Courtesy of ZeroHedge View original post here.

Over the weekend, we reported that virtually all of Wall Street was praying for nothing short of divine intervention from the Fed, but would be content with the announcement of corporate bond buying, with banks such as BofA…

… and Deutsche Bank…

… pushing hard for the Fed to launch corporate bond purchases.

On Monday morning, that’s precisely what they got when the Fed announced that it would indeed start purchasing corporate bonds. And in a way, the Fed exceeded expectations, because unlike the ECB which only buys bonds in the primary market, the Fed announced that in addition to a Primary Market Corporate Credit Facility, it would also buy Investment Grade bonds in the secondary market.

Here are some details: as was widely expected, the Fed created a SPV that will purchase in the secondary market corporate debt issued by eligible issuers. What is more interesting is that the SPV will purchase eligible individual corporate bonds as well as eligible corporate bond portfolios in the form of exchange traded funds (“ETFs”) in the secondary market. In other words, the Fed is now active in the equity market via ETFs, even if focusing only on securities collateralized by IG bonds (for now).

Which also was to be expected: after all one of the biggest laments about the breakdown in the market has been the blow out in the basis between ETF prices and NAV values, which in the case of the investment grade ETF, the LQD, has soared to a record high 5% as a result of crippling illiquidity in the underlying bond market. It is this gap that the Fed is hoping to close.

Completing the SPV details, the NY Fed announced that will be secured by all the assets of the SPV, in order not to be susceptible to a capital loss (unlike the BOJ which has suffered trillions in paper losses on its equity ETFs). The Department of the Treasury, using the Exchange Stabilization Fund, will make an initial $10 billion equity investment in the SPV in connection with the Facility.

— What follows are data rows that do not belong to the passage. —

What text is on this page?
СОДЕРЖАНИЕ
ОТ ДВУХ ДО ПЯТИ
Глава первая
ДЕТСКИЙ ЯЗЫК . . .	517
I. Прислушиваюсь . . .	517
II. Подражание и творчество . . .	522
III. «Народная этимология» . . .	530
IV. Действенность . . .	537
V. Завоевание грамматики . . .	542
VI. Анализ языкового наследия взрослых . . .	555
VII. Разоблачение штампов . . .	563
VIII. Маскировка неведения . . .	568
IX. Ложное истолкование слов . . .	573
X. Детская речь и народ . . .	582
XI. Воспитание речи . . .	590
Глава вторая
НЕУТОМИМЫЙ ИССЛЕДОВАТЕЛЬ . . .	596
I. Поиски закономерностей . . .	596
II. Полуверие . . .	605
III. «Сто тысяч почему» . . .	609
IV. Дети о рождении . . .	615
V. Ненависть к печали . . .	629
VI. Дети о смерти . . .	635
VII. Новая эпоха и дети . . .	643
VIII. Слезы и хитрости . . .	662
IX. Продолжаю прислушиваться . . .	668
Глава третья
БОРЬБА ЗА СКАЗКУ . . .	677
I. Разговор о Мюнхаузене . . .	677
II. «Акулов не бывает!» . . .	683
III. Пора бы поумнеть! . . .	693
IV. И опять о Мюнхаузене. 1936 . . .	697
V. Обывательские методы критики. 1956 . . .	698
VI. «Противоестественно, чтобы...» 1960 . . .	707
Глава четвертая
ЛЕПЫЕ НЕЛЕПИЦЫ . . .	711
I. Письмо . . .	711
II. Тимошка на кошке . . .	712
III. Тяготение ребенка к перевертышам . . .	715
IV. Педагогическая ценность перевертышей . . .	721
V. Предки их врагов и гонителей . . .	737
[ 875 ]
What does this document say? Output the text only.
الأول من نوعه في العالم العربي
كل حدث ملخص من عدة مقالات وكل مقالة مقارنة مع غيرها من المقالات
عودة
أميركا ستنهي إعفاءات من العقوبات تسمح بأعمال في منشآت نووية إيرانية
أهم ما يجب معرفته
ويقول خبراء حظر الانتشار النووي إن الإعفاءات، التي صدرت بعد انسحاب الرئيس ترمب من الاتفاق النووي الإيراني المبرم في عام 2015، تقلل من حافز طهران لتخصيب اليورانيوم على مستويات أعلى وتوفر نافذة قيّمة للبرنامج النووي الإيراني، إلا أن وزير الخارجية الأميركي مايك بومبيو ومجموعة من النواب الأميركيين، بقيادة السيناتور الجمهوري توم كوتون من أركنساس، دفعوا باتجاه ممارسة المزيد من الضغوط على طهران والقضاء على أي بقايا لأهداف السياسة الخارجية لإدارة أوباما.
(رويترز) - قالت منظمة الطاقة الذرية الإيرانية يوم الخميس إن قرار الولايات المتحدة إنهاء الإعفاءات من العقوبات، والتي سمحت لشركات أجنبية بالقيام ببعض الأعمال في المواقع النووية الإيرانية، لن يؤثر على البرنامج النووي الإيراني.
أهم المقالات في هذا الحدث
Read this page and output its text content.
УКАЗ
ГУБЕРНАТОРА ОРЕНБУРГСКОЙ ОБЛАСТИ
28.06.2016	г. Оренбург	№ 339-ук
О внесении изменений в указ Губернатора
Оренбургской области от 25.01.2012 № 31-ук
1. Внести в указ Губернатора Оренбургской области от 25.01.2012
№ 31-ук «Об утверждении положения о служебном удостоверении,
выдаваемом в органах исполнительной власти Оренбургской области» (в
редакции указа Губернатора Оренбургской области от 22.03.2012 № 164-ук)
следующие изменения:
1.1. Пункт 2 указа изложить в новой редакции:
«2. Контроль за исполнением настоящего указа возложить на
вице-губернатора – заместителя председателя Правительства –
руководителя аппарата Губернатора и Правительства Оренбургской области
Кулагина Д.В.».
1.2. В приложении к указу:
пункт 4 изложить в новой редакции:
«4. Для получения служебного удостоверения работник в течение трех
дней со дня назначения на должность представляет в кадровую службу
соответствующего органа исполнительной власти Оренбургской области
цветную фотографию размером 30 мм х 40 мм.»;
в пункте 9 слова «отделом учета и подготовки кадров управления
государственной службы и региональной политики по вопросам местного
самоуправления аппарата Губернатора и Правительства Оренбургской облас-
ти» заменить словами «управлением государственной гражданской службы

But going back to the key point, here was the highlight of the term sheet:

Eligible ETFs. The Facility also may purchase U.S.-listed ETFs whose investment objective is to provide broad exposure to the market for U.S. investment grade corporate bonds.

In other words, as of this moment the NY Fed will be actively buying the LQD ETF (and various other IG version) to stabilize the corporate bond market.

Some more details from the term sheet:

Eligible Issuers for Individual Corporate Bonds: Eligible issuers for direct purchases of individual corporate bonds on the secondary market are U.S. businesses with material operations in the United States. Eligible issuers do not include companies that are expected to receive direct financial assistance under pending federal legislation.

The cap is interesting, as it amounts to 10% of maximum bonds outstanding of any specific issuer, and the Fed is also limited to 20% of any ETF:

Limits per Issuer/ETF: The maximum amount of bonds that the Facility will purchase from any eligible issuer will be capped at 10 percent of the issuer’s maximum bonds outstanding on any day between March 22, 2019 and March 22, 2020. The facility will not purchase more than 20 percent of the assets of any particular ETF as of March 22, 2020.

Finally, the Fed disclosed the term of the facility:

The Facility will cease purchasing eligible corporate bonds and eligible ETFs no later than September 30, 2020, unless the Facility is extended by the Board of Governors of the Federal Reserve System. The Reserve Bank will continue to fund the Facility after such date until the Facility’s holdings either mature or are sold.

The full term sheet is here:

And notably, while LQD soared in early trading, it has since given up much of its gains…

… as the overall market slides lower amid renewed fears that the Fed, by firing yet another bazooka, has crushed the odds of a Fiscal stimulus deal getting struck in the Senate.

And yes, if this fails to stimulate the market, now that the Fed is effectively all in, it will buy stocks and junk bonds next.